Document Type : Research Paper

Author

Master's Degree in Philosohy, Ferdowsi University of Mashhad, Mashhad, Iran.

Abstract

What is the relation between phenomenal concepts and physical concepts? In this paper, I try to propose an answer to this question with regard to the Knowledge Argument and Mary Thought Experiment. I neither argue for nor against the knowledge argument. I am not going to prove whether dualism or physicalism is true. All I do is to analyze the Mary Thought Experiment and see if the story of Mary goes smoothly the way the knowledge argument tells us. I argue that Mary's story has at least one crucial inconsistency.

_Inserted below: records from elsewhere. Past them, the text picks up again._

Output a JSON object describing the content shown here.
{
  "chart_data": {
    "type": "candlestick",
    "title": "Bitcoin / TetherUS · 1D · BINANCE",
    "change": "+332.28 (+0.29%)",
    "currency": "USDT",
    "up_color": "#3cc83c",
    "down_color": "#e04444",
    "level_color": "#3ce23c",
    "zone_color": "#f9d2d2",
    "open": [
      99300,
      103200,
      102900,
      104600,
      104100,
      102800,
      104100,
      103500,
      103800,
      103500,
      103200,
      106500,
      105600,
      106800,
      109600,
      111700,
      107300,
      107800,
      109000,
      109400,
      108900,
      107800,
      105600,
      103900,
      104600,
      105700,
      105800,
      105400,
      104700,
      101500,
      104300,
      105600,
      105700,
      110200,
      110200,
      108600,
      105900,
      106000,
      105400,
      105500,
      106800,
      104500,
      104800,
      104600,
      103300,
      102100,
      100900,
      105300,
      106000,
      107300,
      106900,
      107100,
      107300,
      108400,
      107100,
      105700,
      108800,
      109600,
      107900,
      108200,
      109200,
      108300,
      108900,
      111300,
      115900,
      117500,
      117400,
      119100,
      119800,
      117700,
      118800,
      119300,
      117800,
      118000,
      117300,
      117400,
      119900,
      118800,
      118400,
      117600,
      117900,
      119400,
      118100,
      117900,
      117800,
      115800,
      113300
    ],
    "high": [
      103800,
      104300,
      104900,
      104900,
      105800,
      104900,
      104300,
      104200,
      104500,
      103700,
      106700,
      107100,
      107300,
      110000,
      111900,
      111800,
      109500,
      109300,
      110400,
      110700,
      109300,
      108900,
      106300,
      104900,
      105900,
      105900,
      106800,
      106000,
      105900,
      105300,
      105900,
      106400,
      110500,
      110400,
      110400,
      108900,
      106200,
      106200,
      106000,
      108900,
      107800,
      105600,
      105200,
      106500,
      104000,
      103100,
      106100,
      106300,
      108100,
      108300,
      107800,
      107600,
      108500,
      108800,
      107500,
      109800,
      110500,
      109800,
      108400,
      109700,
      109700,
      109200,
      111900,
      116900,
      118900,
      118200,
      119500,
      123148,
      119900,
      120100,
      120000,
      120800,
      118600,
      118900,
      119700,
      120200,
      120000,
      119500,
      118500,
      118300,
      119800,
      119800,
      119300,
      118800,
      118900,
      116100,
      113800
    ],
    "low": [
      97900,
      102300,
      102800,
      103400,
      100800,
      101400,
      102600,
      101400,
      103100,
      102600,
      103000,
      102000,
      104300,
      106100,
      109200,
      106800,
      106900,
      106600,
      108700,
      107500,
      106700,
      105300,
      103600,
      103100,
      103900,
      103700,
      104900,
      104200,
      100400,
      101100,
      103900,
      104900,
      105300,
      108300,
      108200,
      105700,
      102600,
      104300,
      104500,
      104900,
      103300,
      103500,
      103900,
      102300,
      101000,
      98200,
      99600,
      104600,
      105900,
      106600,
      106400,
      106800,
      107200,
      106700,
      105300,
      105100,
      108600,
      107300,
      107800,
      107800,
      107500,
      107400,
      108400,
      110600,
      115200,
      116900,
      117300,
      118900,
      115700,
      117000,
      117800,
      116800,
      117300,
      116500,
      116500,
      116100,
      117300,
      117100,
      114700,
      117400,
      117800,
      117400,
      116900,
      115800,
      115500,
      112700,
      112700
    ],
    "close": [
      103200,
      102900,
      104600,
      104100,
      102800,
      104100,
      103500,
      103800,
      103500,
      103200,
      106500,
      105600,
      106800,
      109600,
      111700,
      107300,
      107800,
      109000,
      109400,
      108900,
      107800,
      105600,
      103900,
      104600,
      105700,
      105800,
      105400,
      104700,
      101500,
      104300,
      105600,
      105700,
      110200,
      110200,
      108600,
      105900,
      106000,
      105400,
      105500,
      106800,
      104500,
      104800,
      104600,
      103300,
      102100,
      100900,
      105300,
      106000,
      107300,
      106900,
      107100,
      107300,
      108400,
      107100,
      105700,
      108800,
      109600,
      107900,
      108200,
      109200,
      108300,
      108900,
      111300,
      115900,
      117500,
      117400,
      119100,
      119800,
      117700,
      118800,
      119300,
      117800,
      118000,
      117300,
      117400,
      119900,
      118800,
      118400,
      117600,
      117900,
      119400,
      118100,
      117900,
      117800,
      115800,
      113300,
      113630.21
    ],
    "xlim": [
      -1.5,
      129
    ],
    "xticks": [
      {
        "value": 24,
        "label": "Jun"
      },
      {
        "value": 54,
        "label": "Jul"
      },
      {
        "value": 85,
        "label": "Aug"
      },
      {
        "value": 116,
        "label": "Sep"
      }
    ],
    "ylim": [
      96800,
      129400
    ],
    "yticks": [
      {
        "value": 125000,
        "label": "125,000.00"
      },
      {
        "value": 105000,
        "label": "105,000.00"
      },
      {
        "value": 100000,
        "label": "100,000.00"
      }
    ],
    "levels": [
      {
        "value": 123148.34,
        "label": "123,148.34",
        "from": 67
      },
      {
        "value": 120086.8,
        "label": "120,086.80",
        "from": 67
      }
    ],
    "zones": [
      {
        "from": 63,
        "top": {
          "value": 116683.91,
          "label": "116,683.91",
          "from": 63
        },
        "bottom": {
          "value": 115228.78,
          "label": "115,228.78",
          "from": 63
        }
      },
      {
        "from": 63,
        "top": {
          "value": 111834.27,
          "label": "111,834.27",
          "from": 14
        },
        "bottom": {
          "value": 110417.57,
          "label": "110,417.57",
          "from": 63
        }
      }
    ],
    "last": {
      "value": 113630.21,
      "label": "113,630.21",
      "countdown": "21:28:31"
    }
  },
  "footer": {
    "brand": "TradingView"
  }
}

If she has learned a completed physical science of optics and neuroscience, then she has no concept of color because physical sciences are just purely mathematical formalizations. Therefore, after release, she can not relate her phenomenal Experience of redness to her physical lessons. Then I argue that for Mary's story to go smoothly the way the knowledge argument tells it, the physical and the phenomenal concepts should be somehow related to each other through an extra course for her. Then I try to define a relation between physical and phenomenal by putting the argument into the formalization of set theory. I conclude that whatever relation one could define between Physical and phenomenal, this relation must be an equivalence relation. Otherwise, the Mary thought experiment would fail, and there would be no need to talk about something as a phenomenal concept independent from the physical. Finally, I argue that this conclusion is compatible with physicalism and dualism both. So, it can set a new stage for the debate between them.